Remember that unless an instruction is always needed for every task, you should not put it in the root instructions file (such as .github/copilot-instructions.md). If the instruction only applies when working with specific directories, consider creating path-specific instructions in .github/instructions. You can then use applyTo to ensure that the instruction is only loaded when Copilot is working with specific files or specific folders. For example, applyTo: "**/*.css,**/*.scss,**/themes/*,universal/scss/**" might be used to target instructions for our theme processing example based on specific paths.

Alternatively, if you need it to dynamically decide when to load the instructions, make it a skill. Copilot will use the description (for example, Guidelines for updating themes. Use this when querying or modifying the appearance of the application) to determine when to load the additional details into the session. It relies more on the LLM to judge when to load the skill. It’s less deterministic, but it better adapts to inconsistent project structures, such as embedding design code in a React project or using .sass instead of .scss.

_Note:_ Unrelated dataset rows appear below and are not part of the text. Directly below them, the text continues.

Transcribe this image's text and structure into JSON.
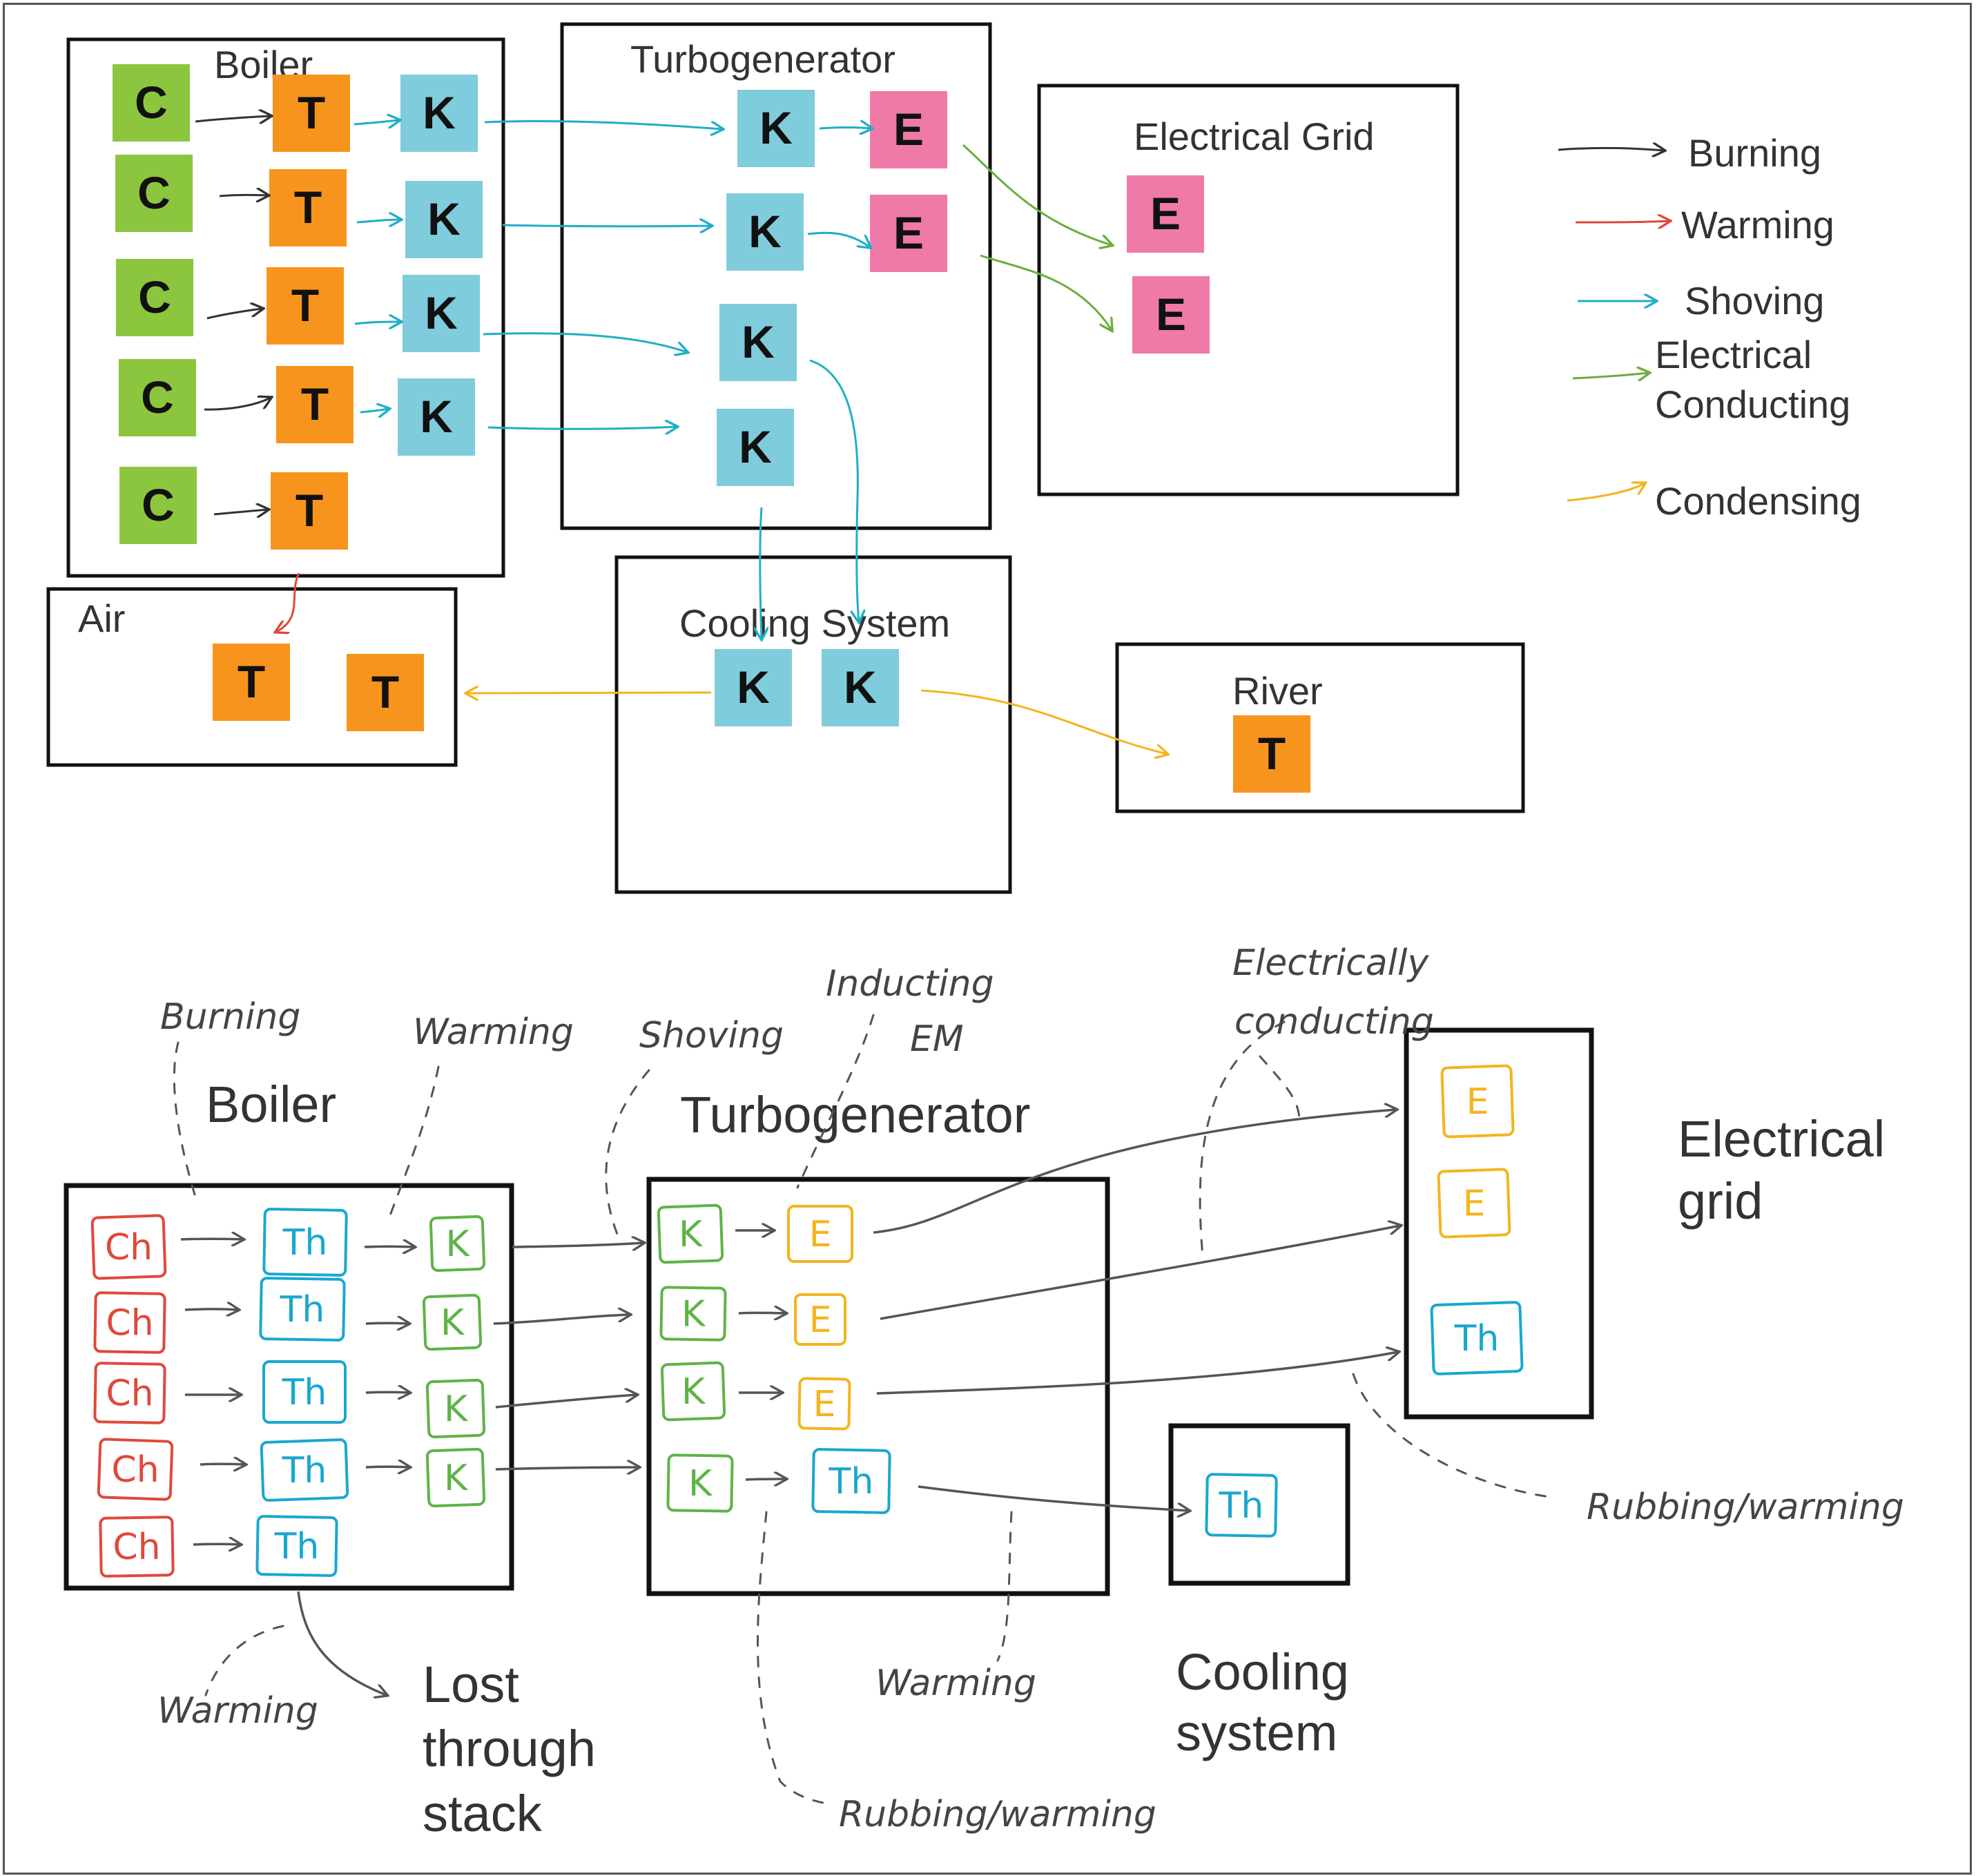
{
  "colors": {
    "coal": "#8CC63F",
    "thermal": "#F7941D",
    "kinetic": "#7FCCDC",
    "electric": "#EF7AA8",
    "burning": "#333333",
    "warming": "#E0483A",
    "shoving": "#1EAFC6",
    "conducting": "#6AAE3F",
    "condensing": "#F3B51E",
    "hand_chem": "#E0483A",
    "hand_thermal": "#19A7D0",
    "hand_kinetic": "#5EB347",
    "hand_electric": "#F3B51E"
  },
  "top": {
    "systems": {
      "boiler": "Boiler",
      "turbogenerator": "Turbogenerator",
      "electrical_grid": "Electrical Grid",
      "air": "Air",
      "cooling_system": "Cooling System",
      "river": "River"
    },
    "letters": {
      "coal": "C",
      "thermal": "T",
      "kinetic": "K",
      "electric": "E"
    },
    "legend": [
      {
        "label": "Burning",
        "color": "#333333"
      },
      {
        "label": "Warming",
        "color": "#E0483A"
      },
      {
        "label": "Shoving",
        "color": "#1EAFC6"
      },
      {
        "label": "Electrical",
        "label2": "Conducting",
        "color": "#6AAE3F"
      },
      {
        "label": "Condensing",
        "color": "#F3B51E"
      }
    ]
  },
  "bottom": {
    "systems": {
      "boiler": "Boiler",
      "turbogenerator": "Turbogenerator",
      "electrical_grid_1": "Electrical",
      "electrical_grid_2": "grid",
      "cooling_1": "Cooling",
      "cooling_2": "system",
      "stack_1": "Lost",
      "stack_2": "through",
      "stack_3": "stack"
    },
    "letters": {
      "chem": "Ch",
      "thermal": "Th",
      "kinetic": "K",
      "electric": "E"
    },
    "annotations": {
      "burning": "Burning",
      "warming_top": "Warming",
      "shoving": "Shoving",
      "inducting_1": "Inducting",
      "inducting_2": "EM",
      "electrically_1": "Electrically",
      "electrically_2": "conducting",
      "rubbing_right": "Rubbing/warming",
      "warming_stack": "Warming",
      "warming_mid": "Warming",
      "rubbing_bottom": "Rubbing/warming"
    }
  }
}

Trust the built-in machinery

VS Code’s Copilot extension was designed with a layered discovery strategy. The initial workspace tree gives the LLM orientation. The exploration tools give it ways to gain more depth. Your instructions fill gaps that none of these mechanisms can address – the context that live in your head, not in your file system.

Next time you’re editing your copilot-instructions.md, resist the urge to map out every folder. Ask yourself: “Is this something the LLM can figure out on its own?” If it is, save those tokens for something only you can provide.